With such great news, Governor Berkeley enticed Major General Abraham Wood from Fort Henry, below Richmond, to further explore. This group included merchants, Edward Bland, Elias Pennant, Sackford Brewster and Bland’s servant, Robert Farmer. This group along with an Appamattuck Indian guide, Pyancha, and a Nottaway Indian guide, named Oyeocker, reached the Blue Ridge in 1670 somewhere south of Waynesboro. They looked across the Shenandoah Valley to the Alleghenies and returned safely to Tidewater.
Later, General Wood sent Captain Thomas Batts and Robert Fallam westward. This mission was “for Ye finding out of the ebbing and flowing of ye waters behind the mountains in order to (effect) the Discovery of the South Sea.” They explored the Roanoke River, crossed the Blue Ridge Mountains, and reached the upper New River before turning back in September, 1671.

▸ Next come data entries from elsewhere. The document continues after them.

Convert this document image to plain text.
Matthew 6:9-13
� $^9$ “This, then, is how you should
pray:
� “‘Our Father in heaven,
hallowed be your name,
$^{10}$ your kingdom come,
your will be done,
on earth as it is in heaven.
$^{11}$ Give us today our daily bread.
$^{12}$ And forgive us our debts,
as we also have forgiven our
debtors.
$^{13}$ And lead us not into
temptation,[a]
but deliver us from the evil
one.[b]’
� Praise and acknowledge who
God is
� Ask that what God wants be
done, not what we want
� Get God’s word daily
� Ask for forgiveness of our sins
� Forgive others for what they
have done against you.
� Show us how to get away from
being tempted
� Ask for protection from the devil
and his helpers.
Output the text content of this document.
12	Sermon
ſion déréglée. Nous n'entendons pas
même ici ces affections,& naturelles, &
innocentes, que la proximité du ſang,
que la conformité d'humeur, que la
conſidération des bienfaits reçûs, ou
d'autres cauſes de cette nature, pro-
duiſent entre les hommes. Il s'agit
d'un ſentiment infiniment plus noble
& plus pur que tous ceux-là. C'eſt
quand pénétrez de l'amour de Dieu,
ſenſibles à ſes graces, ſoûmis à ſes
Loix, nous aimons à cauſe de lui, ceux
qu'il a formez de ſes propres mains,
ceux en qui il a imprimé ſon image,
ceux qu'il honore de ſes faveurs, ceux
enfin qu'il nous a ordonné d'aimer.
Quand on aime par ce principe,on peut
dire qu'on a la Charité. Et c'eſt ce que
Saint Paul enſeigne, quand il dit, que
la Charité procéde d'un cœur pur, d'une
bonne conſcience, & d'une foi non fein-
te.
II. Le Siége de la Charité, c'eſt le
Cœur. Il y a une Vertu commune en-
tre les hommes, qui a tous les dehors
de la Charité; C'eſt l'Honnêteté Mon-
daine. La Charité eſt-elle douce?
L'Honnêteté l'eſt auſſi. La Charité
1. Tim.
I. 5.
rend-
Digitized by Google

In 1761, another western frontier explorer of the Shenandoah Valley and lands was Doctor Thomas Walker. He was hired by the Loyal Land Company of Charlottesville. (As an extra to this story, notable distinctions were his ancestors came to America from Staffordshire, England in 1650, was a medical graduate of William and Mary College, married a widow, Mrs. Nicholas (Thornton) Meriwether who was a second cousin to George Washington, and had a career as a frontier surveyor.)

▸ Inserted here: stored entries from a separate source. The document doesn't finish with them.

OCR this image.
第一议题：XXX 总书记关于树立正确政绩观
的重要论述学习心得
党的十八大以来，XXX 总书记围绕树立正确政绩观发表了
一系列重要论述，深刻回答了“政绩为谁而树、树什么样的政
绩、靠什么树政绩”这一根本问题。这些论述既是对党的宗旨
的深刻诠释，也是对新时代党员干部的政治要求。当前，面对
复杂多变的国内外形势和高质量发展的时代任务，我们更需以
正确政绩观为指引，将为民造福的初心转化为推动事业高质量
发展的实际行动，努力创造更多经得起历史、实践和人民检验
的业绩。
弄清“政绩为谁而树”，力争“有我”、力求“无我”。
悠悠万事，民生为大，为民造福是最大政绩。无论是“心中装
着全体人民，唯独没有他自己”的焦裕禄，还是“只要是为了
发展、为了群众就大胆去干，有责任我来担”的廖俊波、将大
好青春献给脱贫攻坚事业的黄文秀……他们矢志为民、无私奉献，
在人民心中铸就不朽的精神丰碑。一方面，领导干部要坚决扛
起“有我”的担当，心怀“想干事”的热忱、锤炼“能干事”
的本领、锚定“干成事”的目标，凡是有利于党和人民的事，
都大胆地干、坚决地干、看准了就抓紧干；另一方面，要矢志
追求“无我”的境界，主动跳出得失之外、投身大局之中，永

Dr. Walker was selected in 1749 to explore, survey, and observe the acquisition of 300,000 acres of the Loyal Land Company of Virginia (an area located today in Kentucky and West Virginia). He crossed the Blue Ridge Mountains in March of 1750 probably at Rockfish Gap. Turning southwest through the Shenandoah Valley to Cumberland Gap he extensively explored Kentucky and West Virginia. Crossing the New River in the area of present Hinton, West Virginia, his return trip was not kind as hunting became poor and the terrain became rough. This exhausted party reached the Augusta Court House in Staunton, Virginia on July 11, 1750.
Dr. Walker made another trip years later accompanying General Edward Braddock in his expedition against Ft. Duquesne as commissary officer. He escaped the massacre of Braddock’s army by the French and Indians in 1755.